STORY BY CARLY GRENFELL
I participated in an interview the other day with fellow teammate and classmate Liza Heap in which we talked about the tremendous success of our underclassmen thus far in the season and what it means to be a senior on a history-making team.
Although I walked out of the room feeling more sentimental than I did walking in, it was just what I needed. Those few minutes shifted my mindset.
As seniors, we hear time and time again to “leave a legacy.” While I fully believe in the power behind that phrase, leaving a legacy is not necessarily on a student-athlete’s mind, knowing that our days are numbered.
Shouldn’t everyone want to leave a legacy? Doesn’t everyone want to be remembered in some way? Of course. Every human being craves satisfaction of this capacity and it isn’t a bad thing.
But to me, it is less about the legacy and more about doing the things that even allow legacies to happen. If we are focused on the legacy, the end result, we turn a blind eye to what is right in front of us. We forget about the people who helped us get there. And at the end of the day, we have completely eliminated our ability to see the big picture clearly.
Drake University is that big picture.

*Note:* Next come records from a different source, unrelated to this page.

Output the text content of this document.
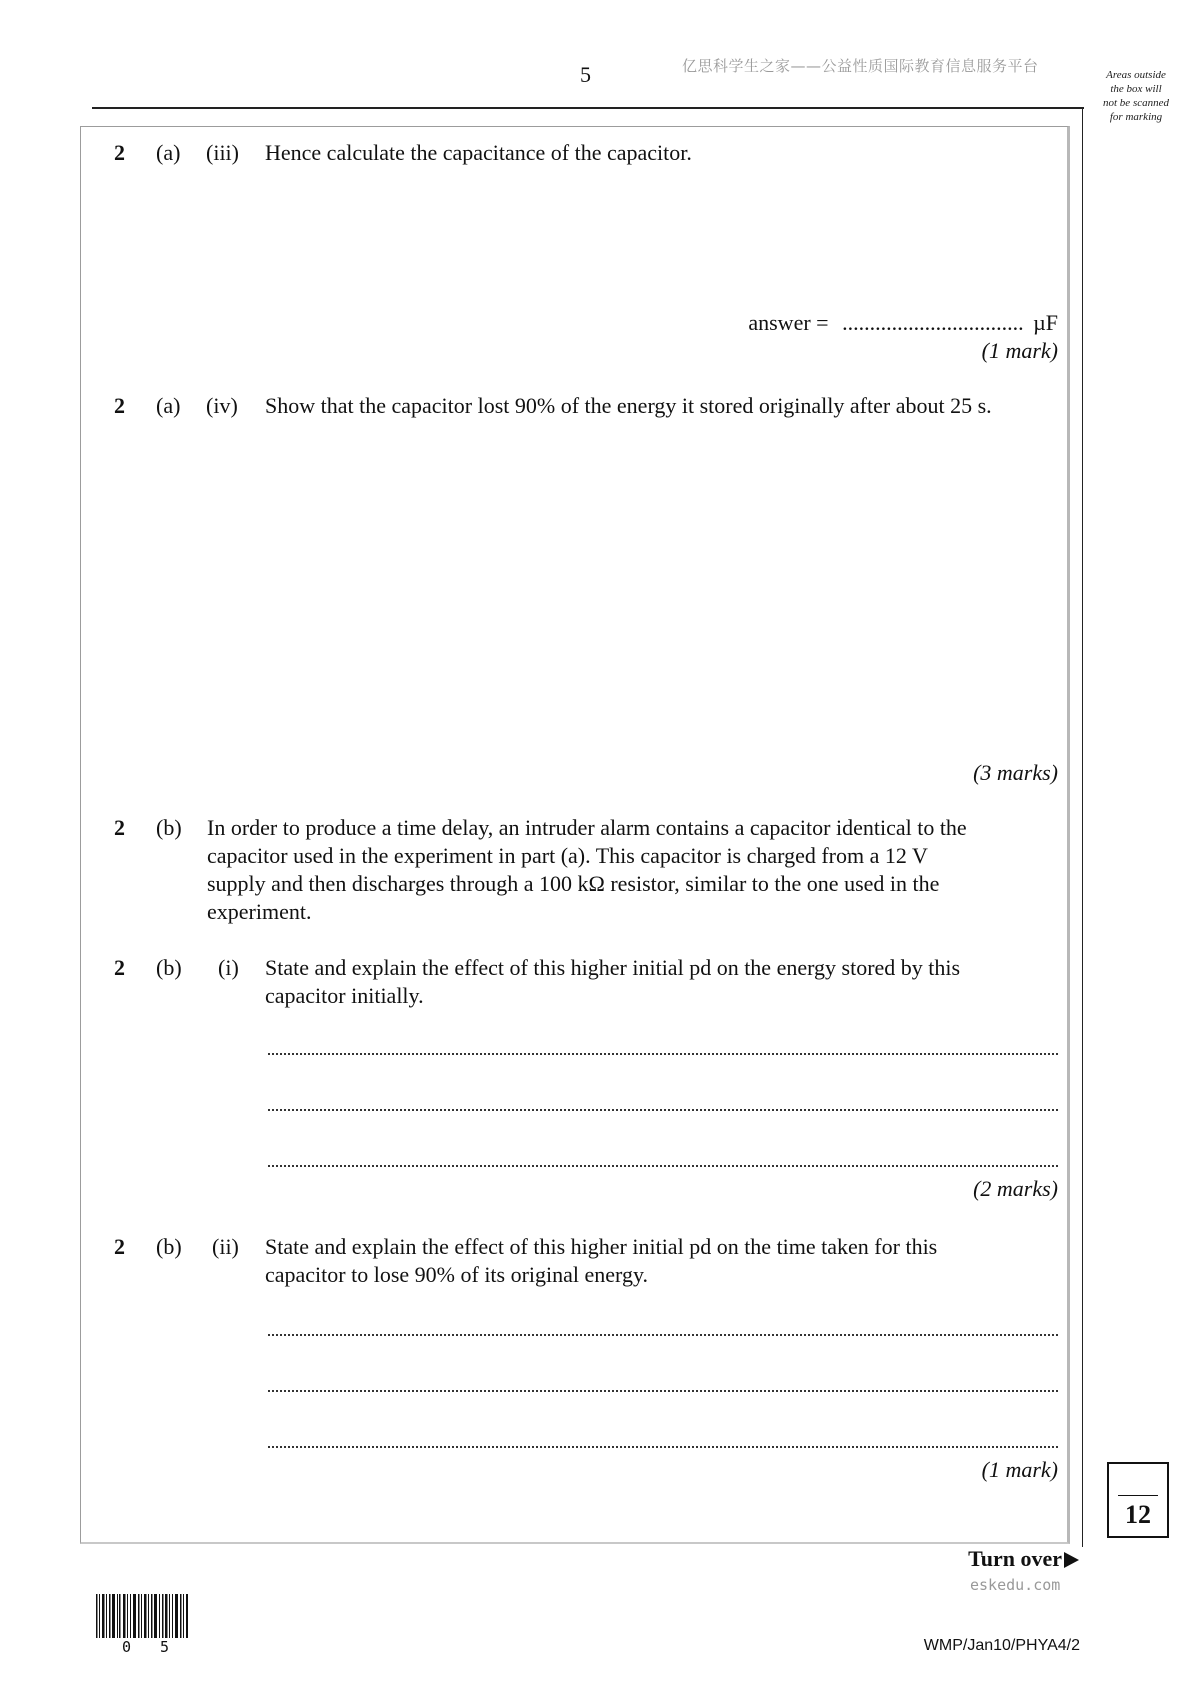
5	亿思科学生之家——公益性质国际教育信息服务平台	Areas outside
the box will
not be scanned
for marking
2 (a) (iii) Hence calculate the capacitance of the capacitor.
answer = ................................. µF
(1 mark)
2 (a) (iv) Show that the capacitor lost 90% of the energy it stored originally after about 25 s.
(3 marks)
2 (b) In order to produce a time delay, an intruder alarm contains a capacitor identical to the
capacitor used in the experiment in part (a). This capacitor is charged from a 12 V
supply and then discharges through a 100 kΩ resistor, similar to the one used in the
experiment.
2 (b) (i) State and explain the effect of this higher initial pd on the energy stored by this
capacitor initially.
(2 marks)
2 (b) (ii) State and explain the effect of this higher initial pd on the time taken for this
capacitor to lose 90% of its original energy.
(1 mark)
12
Turn over
eskedu.com
WMP/Jan10/PHYA4/2
0 5
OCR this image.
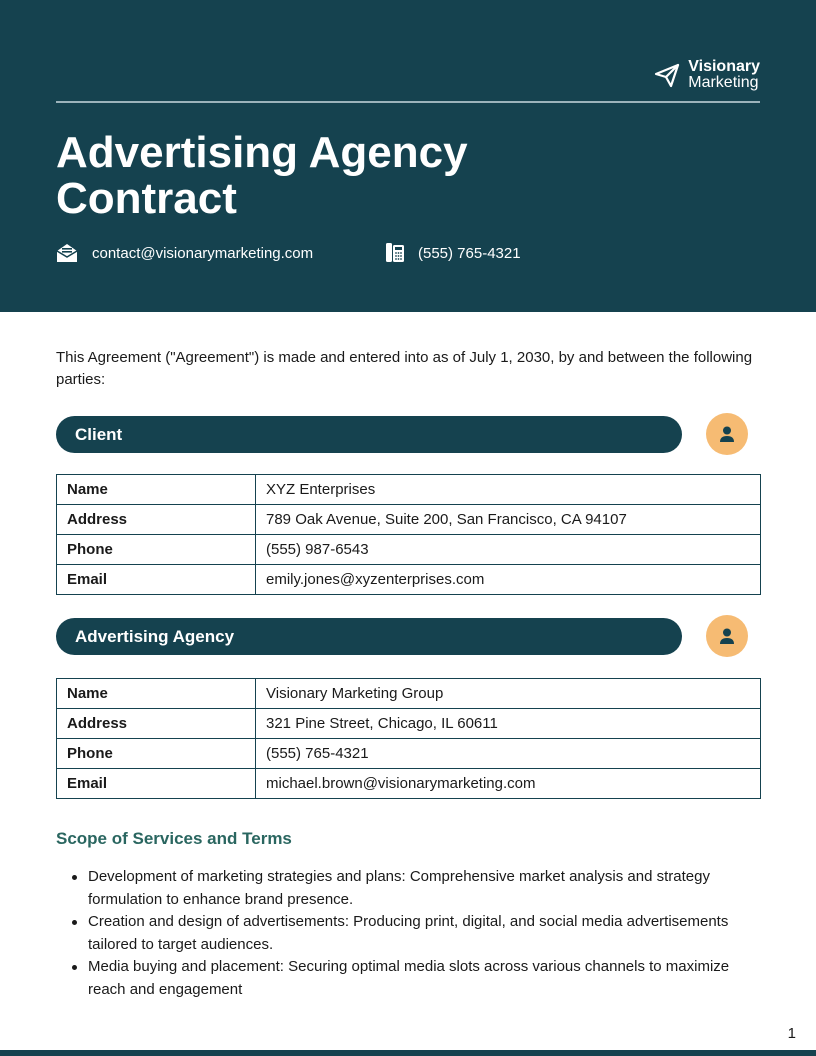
Visionary
Marketing
Advertising Agency
Contract
contact@visionarymarketing.com	(555) 765-4321

This Agreement ("Agreement") is made and entered into as of July 1, 2030, by and between the following parties:

Client
Name	XYZ Enterprises
Address	789 Oak Avenue, Suite 200, San Francisco, CA 94107
Phone	(555) 987-6543
Email	emily.jones@xyzenterprises.com
Advertising Agency
Name	Visionary Marketing Group
Address	321 Pine Street, Chicago, IL 60611
Phone	(555) 765-4321
Email	michael.brown@visionarymarketing.com
Scope of Services and Terms
Development of marketing strategies and plans: Comprehensive market analysis and strategy formulation to enhance brand presence.
Creation and design of advertisements: Producing print, digital, and social media advertisements tailored to target audiences.
Media buying and placement: Securing optimal media slots across various channels to maximize reach and engagement
1
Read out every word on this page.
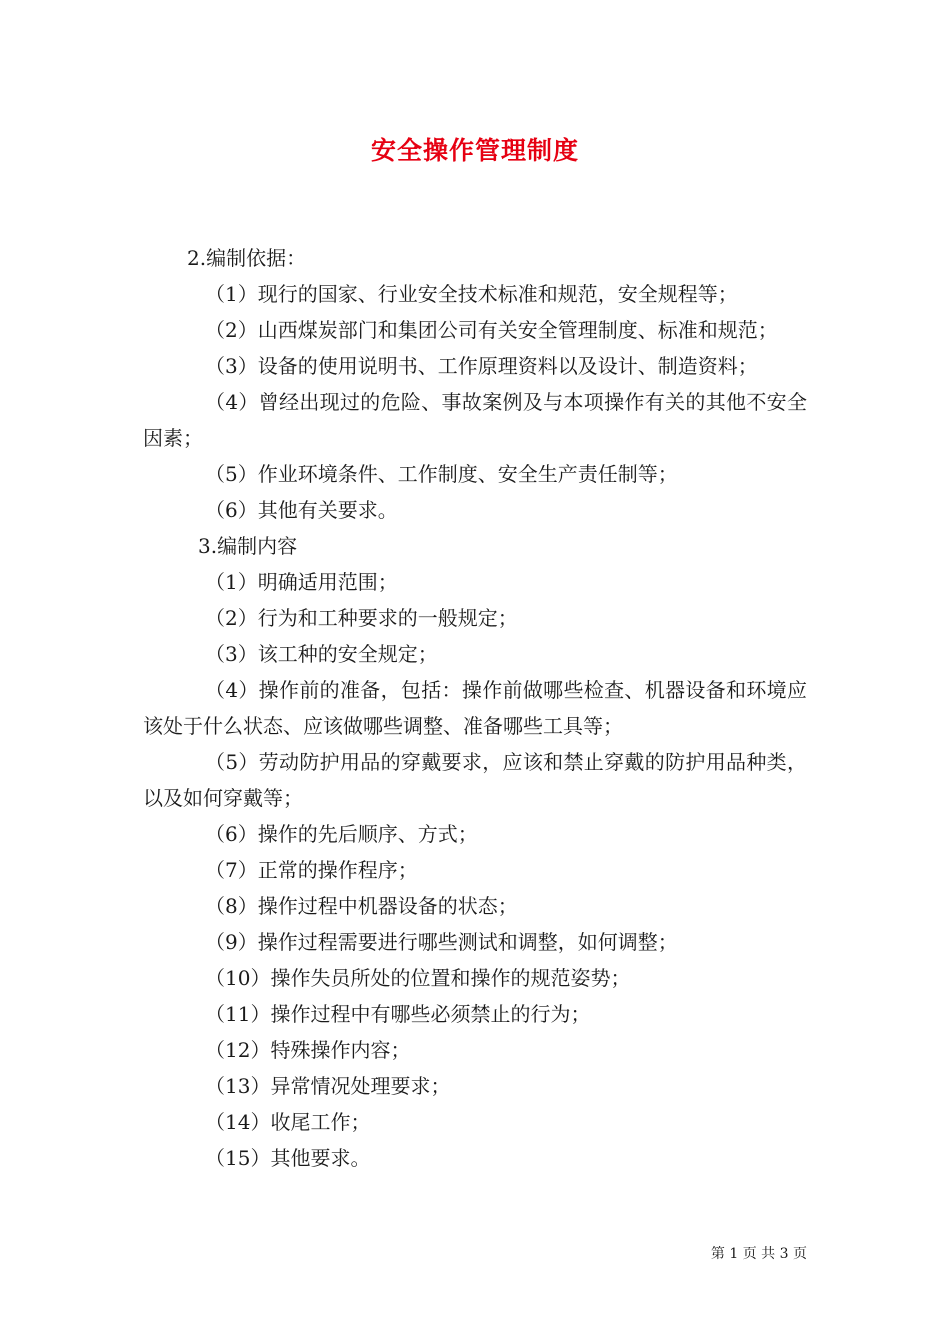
安全操作管理制度

2.编制依据：

（1）现行的国家、行业安全技术标准和规范，安全规程等；

（2）山西煤炭部门和集团公司有关安全管理制度、标准和规范；

（3）设备的使用说明书、工作原理资料以及设计、制造资料；

（4）曾经出现过的危险、事故案例及与本项操作有关的其他不安全因素；

（5）作业环境条件、工作制度、安全生产责任制等；

（6）其他有关要求。

3.编制内容

（1）明确适用范围；

（2）行为和工种要求的一般规定；

（3）该工种的安全规定；

（4）操作前的准备，包括：操作前做哪些检查、机器设备和环境应该处于什么状态、应该做哪些调整、准备哪些工具等；

（5）劳动防护用品的穿戴要求，应该和禁止穿戴的防护用品种类，以及如何穿戴等；

（6）操作的先后顺序、方式；

（7）正常的操作程序；

（8）操作过程中机器设备的状态；

（9）操作过程需要进行哪些测试和调整，如何调整；

（10）操作失员所处的位置和操作的规范姿势；

（11）操作过程中有哪些必须禁止的行为；

（12）特殊操作内容；

（13）异常情况处理要求；

（14）收尾工作；

（15）其他要求。

第 1 页 共 3 页
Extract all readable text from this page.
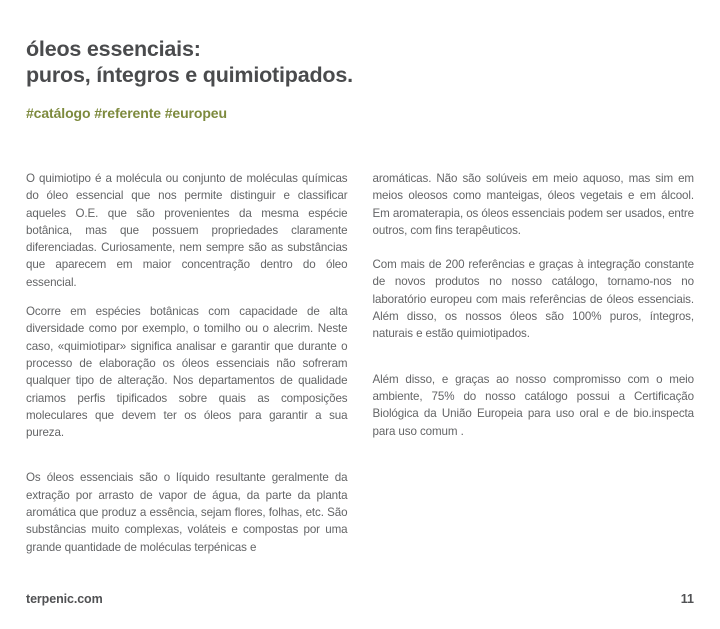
óleos essenciais:
puros, íntegros e quimiotipados.
#catálogo #referente #europeu

O quimiotipo é a molécula ou conjunto de moléculas químicas do óleo essencial que nos permite distinguir e classificar aqueles O.E. que são provenientes da mesma espécie botânica, mas que possuem propriedades claramente diferenciadas. Curiosamente, nem sempre são as substâncias que aparecem em maior concentração dentro do óleo essencial.

Ocorre em espécies botânicas com capacidade de alta diversidade como por exemplo, o tomilho ou o alecrim. Neste caso, «quimiotipar» significa analisar e garantir que durante o processo de elaboração os óleos essenciais não sofreram qualquer tipo de alteração. Nos departamentos de qualidade criamos perfis tipificados sobre quais as composições moleculares que devem ter os óleos para garantir a sua pureza.

Os óleos essenciais são o líquido resultante geralmente da extração por arrasto de vapor de água, da parte da planta aromática que produz a essência, sejam flores, folhas, etc. São substâncias muito complexas, voláteis e compostas por uma grande quantidade de moléculas terpénicas e

aromáticas. Não são solúveis em meio aquoso, mas sim em meios oleosos como manteigas, óleos vegetais e em álcool. Em aromaterapia, os óleos essenciais podem ser usados, entre outros, com fins terapêuticos.

Com mais de 200 referências e graças à integração constante de novos produtos no nosso catálogo, tornamo-nos no laboratório europeu com mais referências de óleos essenciais. Além disso, os nossos óleos são 100% puros, íntegros, naturais e estão quimiotipados.

Além disso, e graças ao nosso compromisso com o meio ambiente, 75% do nosso catálogo possui a Certificação Biológica da União Europeia para uso oral e de bio.inspecta para uso comum .

terpenic.com	11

It is what brought us here and what has kept us here over the past several years.
Leaving a legacy does not motivate us, but we do believe in paying it forward to the place and the people who believe in us with everything they have.
As seniors especially, it is our last chance to pay our dues.
We don’t have to pay our dues, we get to and we want to. These dues are paid through a game we love and for a university we are privileged to represent.
We could easily go through the motions, be satisfied with a free education, content with our team’s success, believe our legacy has been made and move on.
I firmly believe that legacies transpire through unwavering belief in who you represent. That is how legacies are made and how they are defined.